In St. Paul, the school buses follow their regular schedules and routes — elementary schools on Wednesday, middle schools on Thursday and high schools on Friday. Meal boxes are handed to any family with children who show up at the bus stop in time. Those who don’t make it to the stop can pick up meals later in the morning at several schools around town.
On Wednesday, Rice, a retired registered nurse whose East Side bus route picks up students for Barack and Michelle Obama Elementary, carried 10 boxes of food, a backup box holding 10 smaller bags of food and small cartons of milk for anyone who wanted some. If he runs out of boxes, he hands out bags. If he runs out of bags, he gives parents a card directing them to where they can pick up meals.

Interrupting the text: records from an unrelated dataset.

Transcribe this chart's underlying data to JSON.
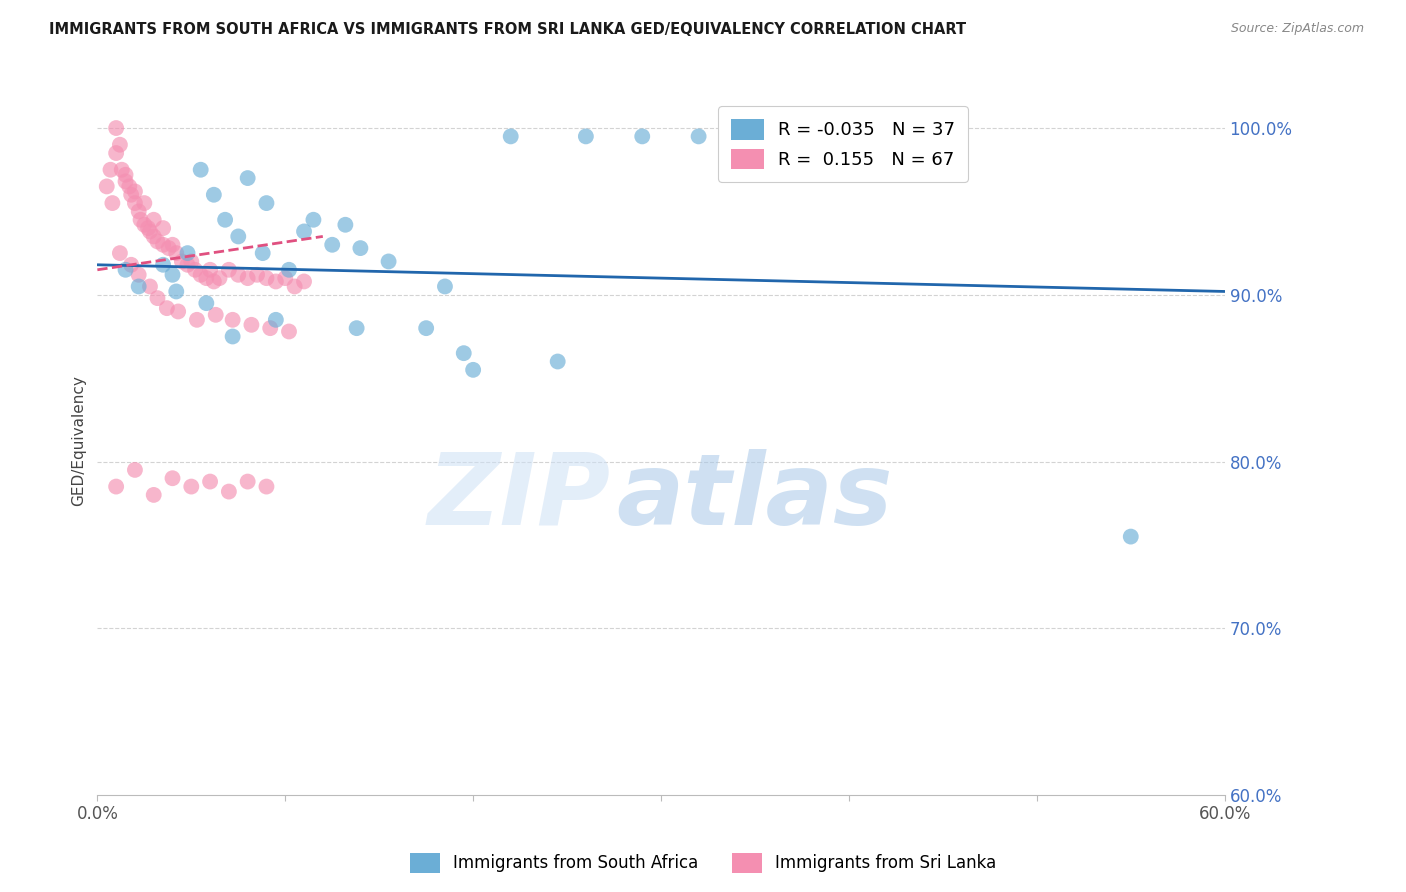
{
  "title": "IMMIGRANTS FROM SOUTH AFRICA VS IMMIGRANTS FROM SRI LANKA GED/EQUIVALENCY CORRELATION CHART",
  "source": "Source: ZipAtlas.com",
  "ylabel": "GED/Equivalency",
  "right_yticks": [
    60.0,
    70.0,
    80.0,
    90.0,
    100.0
  ],
  "xmin": 0.0,
  "xmax": 60.0,
  "ymin": 60.0,
  "ymax": 102.5,
  "R_blue": -0.035,
  "N_blue": 37,
  "R_pink": 0.155,
  "N_pink": 67,
  "blue_color": "#6baed6",
  "pink_color": "#f48fb1",
  "blue_line_color": "#2166ac",
  "pink_line_color": "#e05080",
  "grid_color": "#c8c8c8",
  "blue_scatter_x": [
    1.5,
    2.2,
    3.5,
    4.2,
    4.8,
    5.5,
    6.2,
    6.8,
    7.5,
    8.0,
    8.8,
    9.5,
    10.2,
    11.5,
    12.5,
    13.2,
    14.0,
    15.5,
    17.5,
    18.5,
    20.0,
    22.0,
    24.5,
    26.0,
    29.0,
    32.0,
    34.0,
    36.5,
    38.0,
    55.0,
    13.8,
    7.2,
    5.8,
    4.0,
    9.0,
    11.0,
    19.5
  ],
  "blue_scatter_y": [
    91.5,
    90.5,
    91.8,
    90.2,
    92.5,
    97.5,
    96.0,
    94.5,
    93.5,
    97.0,
    92.5,
    88.5,
    91.5,
    94.5,
    93.0,
    94.2,
    92.8,
    92.0,
    88.0,
    90.5,
    85.5,
    99.5,
    86.0,
    99.5,
    99.5,
    99.5,
    99.5,
    99.5,
    99.5,
    75.5,
    88.0,
    87.5,
    89.5,
    91.2,
    95.5,
    93.8,
    86.5
  ],
  "pink_scatter_x": [
    0.5,
    0.7,
    0.8,
    1.0,
    1.0,
    1.2,
    1.3,
    1.5,
    1.5,
    1.7,
    1.8,
    2.0,
    2.0,
    2.2,
    2.3,
    2.5,
    2.5,
    2.7,
    2.8,
    3.0,
    3.0,
    3.2,
    3.5,
    3.5,
    3.8,
    4.0,
    4.2,
    4.5,
    4.8,
    5.0,
    5.2,
    5.5,
    5.8,
    6.0,
    6.2,
    6.5,
    7.0,
    7.5,
    8.0,
    8.5,
    9.0,
    9.5,
    10.0,
    10.5,
    11.0,
    1.2,
    1.8,
    2.2,
    2.8,
    3.2,
    3.7,
    4.3,
    5.3,
    6.3,
    7.2,
    8.2,
    9.2,
    10.2,
    1.0,
    2.0,
    3.0,
    4.0,
    5.0,
    6.0,
    7.0,
    8.0,
    9.0
  ],
  "pink_scatter_y": [
    96.5,
    97.5,
    95.5,
    100.0,
    98.5,
    99.0,
    97.5,
    97.2,
    96.8,
    96.5,
    96.0,
    95.5,
    96.2,
    95.0,
    94.5,
    94.2,
    95.5,
    94.0,
    93.8,
    93.5,
    94.5,
    93.2,
    93.0,
    94.0,
    92.8,
    93.0,
    92.5,
    92.0,
    91.8,
    92.0,
    91.5,
    91.2,
    91.0,
    91.5,
    90.8,
    91.0,
    91.5,
    91.2,
    91.0,
    91.2,
    91.0,
    90.8,
    91.0,
    90.5,
    90.8,
    92.5,
    91.8,
    91.2,
    90.5,
    89.8,
    89.2,
    89.0,
    88.5,
    88.8,
    88.5,
    88.2,
    88.0,
    87.8,
    78.5,
    79.5,
    78.0,
    79.0,
    78.5,
    78.8,
    78.2,
    78.8,
    78.5
  ],
  "blue_trend_x": [
    0.0,
    60.0
  ],
  "blue_trend_y": [
    91.8,
    90.2
  ],
  "pink_trend_x": [
    0.0,
    12.0
  ],
  "pink_trend_y": [
    91.5,
    93.5
  ],
  "legend_R_blue": "R = -0.035",
  "legend_N_blue": "N = 37",
  "legend_R_pink": "R =  0.155",
  "legend_N_pink": "N = 67"
}
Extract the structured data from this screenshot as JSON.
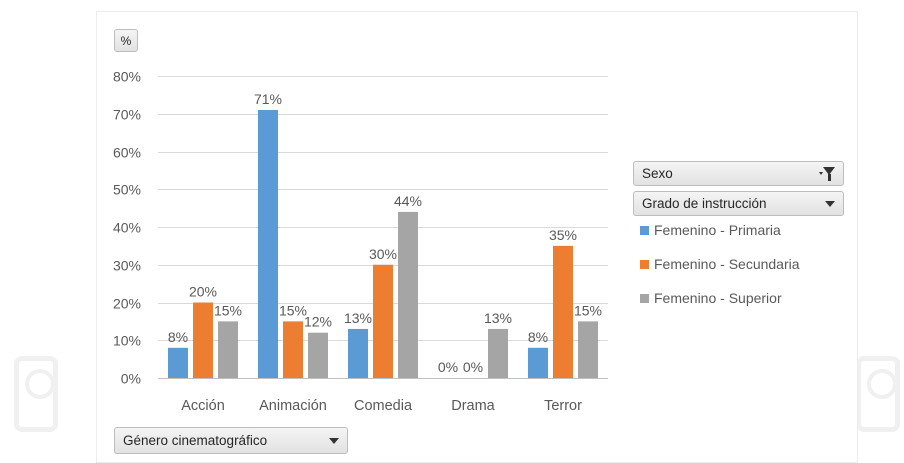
{
  "pivot": {
    "measure_label": "%",
    "filter_field": "Sexo",
    "legend_field": "Grado de instrucción",
    "axis_field": "Género cinematográfico"
  },
  "colors": {
    "series": [
      "#5b9bd5",
      "#ed7d31",
      "#a5a5a5"
    ],
    "gridline": "#d9d9d9",
    "text": "#595959"
  },
  "chart_data": {
    "type": "bar",
    "categories": [
      "Acción",
      "Animación",
      "Comedia",
      "Drama",
      "Terror"
    ],
    "series": [
      {
        "name": "Femenino - Primaria",
        "values": [
          8,
          71,
          13,
          0,
          8
        ],
        "labels": [
          "8%",
          "71%",
          "13%",
          "0%",
          "8%"
        ]
      },
      {
        "name": "Femenino - Secundaria",
        "values": [
          20,
          15,
          30,
          0,
          35
        ],
        "labels": [
          "20%",
          "15%",
          "30%",
          "0%",
          "35%"
        ]
      },
      {
        "name": "Femenino - Superior",
        "values": [
          15,
          12,
          44,
          13,
          15
        ],
        "labels": [
          "15%",
          "12%",
          "44%",
          "13%",
          "15%"
        ]
      }
    ],
    "y_ticks": [
      "0%",
      "10%",
      "20%",
      "30%",
      "40%",
      "50%",
      "60%",
      "70%",
      "80%"
    ],
    "ylim": [
      0,
      80
    ],
    "grid": true,
    "legend": "right"
  }
}
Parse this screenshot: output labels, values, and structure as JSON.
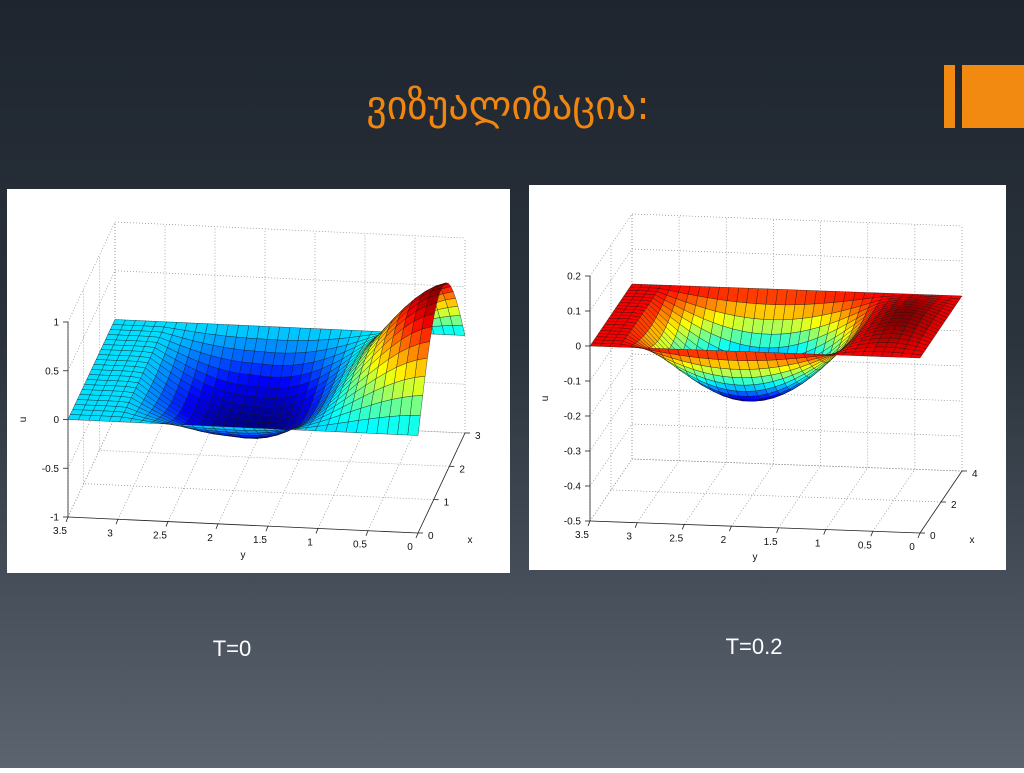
{
  "title": "ვიზუალიზაცია:",
  "plots": [
    {
      "caption": "T=0",
      "u_label": "u",
      "y_label": "y",
      "x_label": "x",
      "u_ticks": [
        -1,
        -0.5,
        0,
        0.5,
        1
      ],
      "y_ticks": [
        3.5,
        3,
        2.5,
        2,
        1.5,
        1,
        0.5,
        0
      ],
      "x_ticks": [
        0,
        1,
        2,
        3
      ]
    },
    {
      "caption": "T=0.2",
      "u_label": "u",
      "y_label": "y",
      "x_label": "x",
      "u_ticks": [
        -0.5,
        -0.4,
        -0.3,
        -0.2,
        -0.1,
        0,
        0.1,
        0.2
      ],
      "y_ticks": [
        3.5,
        3,
        2.5,
        2,
        1.5,
        1,
        0.5,
        0
      ],
      "x_ticks": [
        0,
        2,
        4
      ]
    }
  ]
}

About a third of the folks who have taken meals the past few weeks aren’t “his” families, Rice said.
“And that’s great,” he said.
But the second-year bus driver said he misses his usual riders. He loves the energy the children bring to the bus each day.
At another stop, a mother shared the sentiment.
“I miss you guys!” she said to Rice as he opened the bus door.
“Say ‘hi’ to Leo,” Rice said, as Vibar handed the woman a meal box and milk before Rice started for the next stop.
“The goal here isn’t just to deliver food,” he said. “It’s to make a positive presence in St. Paul.”
Staff writer Mara Klecker contributed to this report.